Since National took office, 36,000 New Zealanders have lost their jobs. Business liquidations have hit a fifteen-year high.
Each closure, each lost shift, each production line that goes quiet hits suppliers, communities, and regional economies in ways that ripple outward for years.
The recent closures of regional manufacturing plants – particularly in timber, pulp, and food processing – show how exposed some of our communities are to single employers.
And in places like Hawke’s Bay, losing McCain’s doesn’t just impact the workers and their families, it impacts everyone in New Zealand.
It impacts growers, who now have fewer places to sell their produce; consumers, who will face even higher food prices; and regions that have already been through enough.
Without local food processors, we risk becoming more dependent on foreign imports, undermining our own farmers and our food security.
At the heart of manufacturing’s struggles is an energy crisis – one this Government has made worse, even before the conflict in the Middle East started.
New Zealand’s power prices have been crushing energy-intensive industries for years, with several companies citing rising power bills as a key reason for closing.
The answer is straightforward: invest in home-grown, renewable generation, increase supply, and bring prices down.
Instead, the Government has opted to double down on imported liquified natural gas, tying us further to volatile global markets, pushing up power bills, and doing little for the manufacturers who need affordable, reliable power now.
We have approached the Government and offered to work together in a bipartisan manner to ensure that New Zealand’s gas reserves are used in ways that deliver the greatest value to our economy.
At present, for example, the Government continues to use approximately 1.7 petajoules of domestic gas to heat schools and hospitals.
This is not the most effective use of our limited resources, as it neither supports industry nor contributes to the creation and protection of well‑paid jobs.

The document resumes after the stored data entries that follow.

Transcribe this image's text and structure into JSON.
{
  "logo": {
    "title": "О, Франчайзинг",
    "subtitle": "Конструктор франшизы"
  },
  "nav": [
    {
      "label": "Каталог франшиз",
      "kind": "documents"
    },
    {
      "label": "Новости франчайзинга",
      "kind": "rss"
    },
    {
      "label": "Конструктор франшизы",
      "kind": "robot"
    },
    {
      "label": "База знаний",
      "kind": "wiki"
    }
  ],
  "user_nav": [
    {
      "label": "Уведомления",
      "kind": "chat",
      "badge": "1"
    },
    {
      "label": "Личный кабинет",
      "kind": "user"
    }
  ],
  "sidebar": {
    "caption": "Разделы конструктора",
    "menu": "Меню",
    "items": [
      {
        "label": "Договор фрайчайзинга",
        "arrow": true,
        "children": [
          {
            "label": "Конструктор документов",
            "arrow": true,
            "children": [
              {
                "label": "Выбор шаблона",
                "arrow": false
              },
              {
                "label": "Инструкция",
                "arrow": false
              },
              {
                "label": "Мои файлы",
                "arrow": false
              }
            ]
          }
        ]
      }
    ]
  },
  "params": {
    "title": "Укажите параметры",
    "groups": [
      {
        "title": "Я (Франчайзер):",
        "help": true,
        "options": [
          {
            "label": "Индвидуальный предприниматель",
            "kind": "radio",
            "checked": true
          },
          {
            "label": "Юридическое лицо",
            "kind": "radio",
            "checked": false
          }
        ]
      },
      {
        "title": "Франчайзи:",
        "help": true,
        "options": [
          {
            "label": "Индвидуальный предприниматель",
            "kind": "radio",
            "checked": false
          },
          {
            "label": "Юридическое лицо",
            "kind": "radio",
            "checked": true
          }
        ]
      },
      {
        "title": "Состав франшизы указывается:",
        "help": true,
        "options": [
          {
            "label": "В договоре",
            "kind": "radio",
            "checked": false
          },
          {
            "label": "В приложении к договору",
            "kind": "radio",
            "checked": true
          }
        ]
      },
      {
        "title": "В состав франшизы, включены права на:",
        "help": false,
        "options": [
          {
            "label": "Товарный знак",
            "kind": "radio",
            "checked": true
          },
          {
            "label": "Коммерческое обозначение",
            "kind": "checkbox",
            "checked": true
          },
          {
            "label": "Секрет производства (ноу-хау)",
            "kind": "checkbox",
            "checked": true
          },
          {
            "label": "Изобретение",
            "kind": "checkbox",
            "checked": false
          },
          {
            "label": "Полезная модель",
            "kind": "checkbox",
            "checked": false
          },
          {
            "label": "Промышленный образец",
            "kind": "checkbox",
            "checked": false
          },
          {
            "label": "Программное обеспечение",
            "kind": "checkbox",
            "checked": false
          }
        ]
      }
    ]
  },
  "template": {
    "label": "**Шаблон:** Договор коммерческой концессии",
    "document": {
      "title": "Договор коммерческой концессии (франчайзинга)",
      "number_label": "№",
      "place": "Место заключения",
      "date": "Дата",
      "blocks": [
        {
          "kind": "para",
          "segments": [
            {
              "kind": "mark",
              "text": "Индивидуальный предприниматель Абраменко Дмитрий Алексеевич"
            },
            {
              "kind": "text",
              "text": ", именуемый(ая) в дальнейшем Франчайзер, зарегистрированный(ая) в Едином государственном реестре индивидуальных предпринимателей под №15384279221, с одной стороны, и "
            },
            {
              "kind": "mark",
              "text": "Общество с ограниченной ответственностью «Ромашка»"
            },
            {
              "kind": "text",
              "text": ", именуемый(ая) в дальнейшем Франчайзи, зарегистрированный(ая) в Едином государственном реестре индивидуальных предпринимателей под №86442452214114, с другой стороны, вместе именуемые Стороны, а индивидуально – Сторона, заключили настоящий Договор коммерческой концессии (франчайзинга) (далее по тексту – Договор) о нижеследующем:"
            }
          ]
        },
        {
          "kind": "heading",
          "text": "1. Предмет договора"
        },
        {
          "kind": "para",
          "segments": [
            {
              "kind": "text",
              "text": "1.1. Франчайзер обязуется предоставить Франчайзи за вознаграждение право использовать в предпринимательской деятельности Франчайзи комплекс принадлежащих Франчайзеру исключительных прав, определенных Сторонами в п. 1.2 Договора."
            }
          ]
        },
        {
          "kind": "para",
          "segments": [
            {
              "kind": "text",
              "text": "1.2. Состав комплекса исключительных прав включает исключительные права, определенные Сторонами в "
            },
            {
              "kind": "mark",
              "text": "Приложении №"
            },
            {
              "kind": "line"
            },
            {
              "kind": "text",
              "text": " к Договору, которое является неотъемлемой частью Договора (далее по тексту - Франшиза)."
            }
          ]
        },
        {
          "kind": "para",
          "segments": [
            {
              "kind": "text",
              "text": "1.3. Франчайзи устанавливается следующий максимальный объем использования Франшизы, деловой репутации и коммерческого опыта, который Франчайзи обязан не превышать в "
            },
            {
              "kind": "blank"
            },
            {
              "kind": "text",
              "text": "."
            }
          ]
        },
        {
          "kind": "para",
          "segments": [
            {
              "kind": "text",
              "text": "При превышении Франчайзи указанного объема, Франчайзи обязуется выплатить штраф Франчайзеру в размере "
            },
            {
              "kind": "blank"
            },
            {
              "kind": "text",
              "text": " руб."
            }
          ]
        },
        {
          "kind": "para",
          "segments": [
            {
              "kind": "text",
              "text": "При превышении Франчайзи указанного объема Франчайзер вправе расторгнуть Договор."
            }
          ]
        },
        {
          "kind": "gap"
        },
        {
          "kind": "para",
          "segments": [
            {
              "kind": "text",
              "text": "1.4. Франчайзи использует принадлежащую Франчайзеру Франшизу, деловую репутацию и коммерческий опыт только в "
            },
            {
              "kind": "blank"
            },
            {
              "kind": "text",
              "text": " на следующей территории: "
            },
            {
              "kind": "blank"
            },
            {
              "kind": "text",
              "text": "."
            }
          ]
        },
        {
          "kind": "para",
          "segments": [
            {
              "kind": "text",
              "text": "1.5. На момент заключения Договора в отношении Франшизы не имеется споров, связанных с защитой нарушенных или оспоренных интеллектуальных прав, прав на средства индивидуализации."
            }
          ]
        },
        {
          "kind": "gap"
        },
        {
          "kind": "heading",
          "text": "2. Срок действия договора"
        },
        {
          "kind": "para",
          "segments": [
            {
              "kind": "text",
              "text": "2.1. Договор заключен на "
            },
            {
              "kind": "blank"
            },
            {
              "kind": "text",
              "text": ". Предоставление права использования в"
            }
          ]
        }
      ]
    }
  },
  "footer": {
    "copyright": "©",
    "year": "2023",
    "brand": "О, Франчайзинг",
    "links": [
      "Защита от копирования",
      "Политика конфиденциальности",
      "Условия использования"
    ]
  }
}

Converting these lower‑value uses to alternative energy sources would ensure that our gas is directed toward its highest‑value applications. Unfortunately, the Government has not taken us up on our offer to work together.
A Labour Government would take a fundamentally different approach.
New Zealand manufacturing must lean into its strengths. Our advantage lies in high-value niches, high quality food, advanced materials, engineering and technology.
We believe in working with industry to support these strengths, rather than standing by while it hollows out.
We’ve done it before. Labour established the Government Investment in Decarbonising Industry Fund, partnering with businesses to invest in decarbonisation and reduce energy costs, and it worked.
National scrapped it, but that’s the kind of partnership we need between Government and business again.
We’ve announced the New Zealand Future Fund, a sovereign wealth fund designed to back innovative Kiwi businesses, create secure jobs and give people a reason to stay and build their future here.
While the current Government looks offshore, our Future Fund will keep more investment here in New Zealand, helping our manufacturing and industrial sectors grow.
We’ve also announced a simple, targeted capital gains tax that will shift investment away from property speculation and move it into the productive economy, level the playing field for businesses, and create jobs.
In the coming months, Labour will be announcing more policy, including our energy policy, which will lay out a credible path to bringing power prices down for businesses and households.
New Zealand’s manufacturing sector has endured years of neglect. The workers, the businesses, and the communities that depend on it deserve better.
You deserve a government with a real plan to invest in your future. That’s what Labour is offering.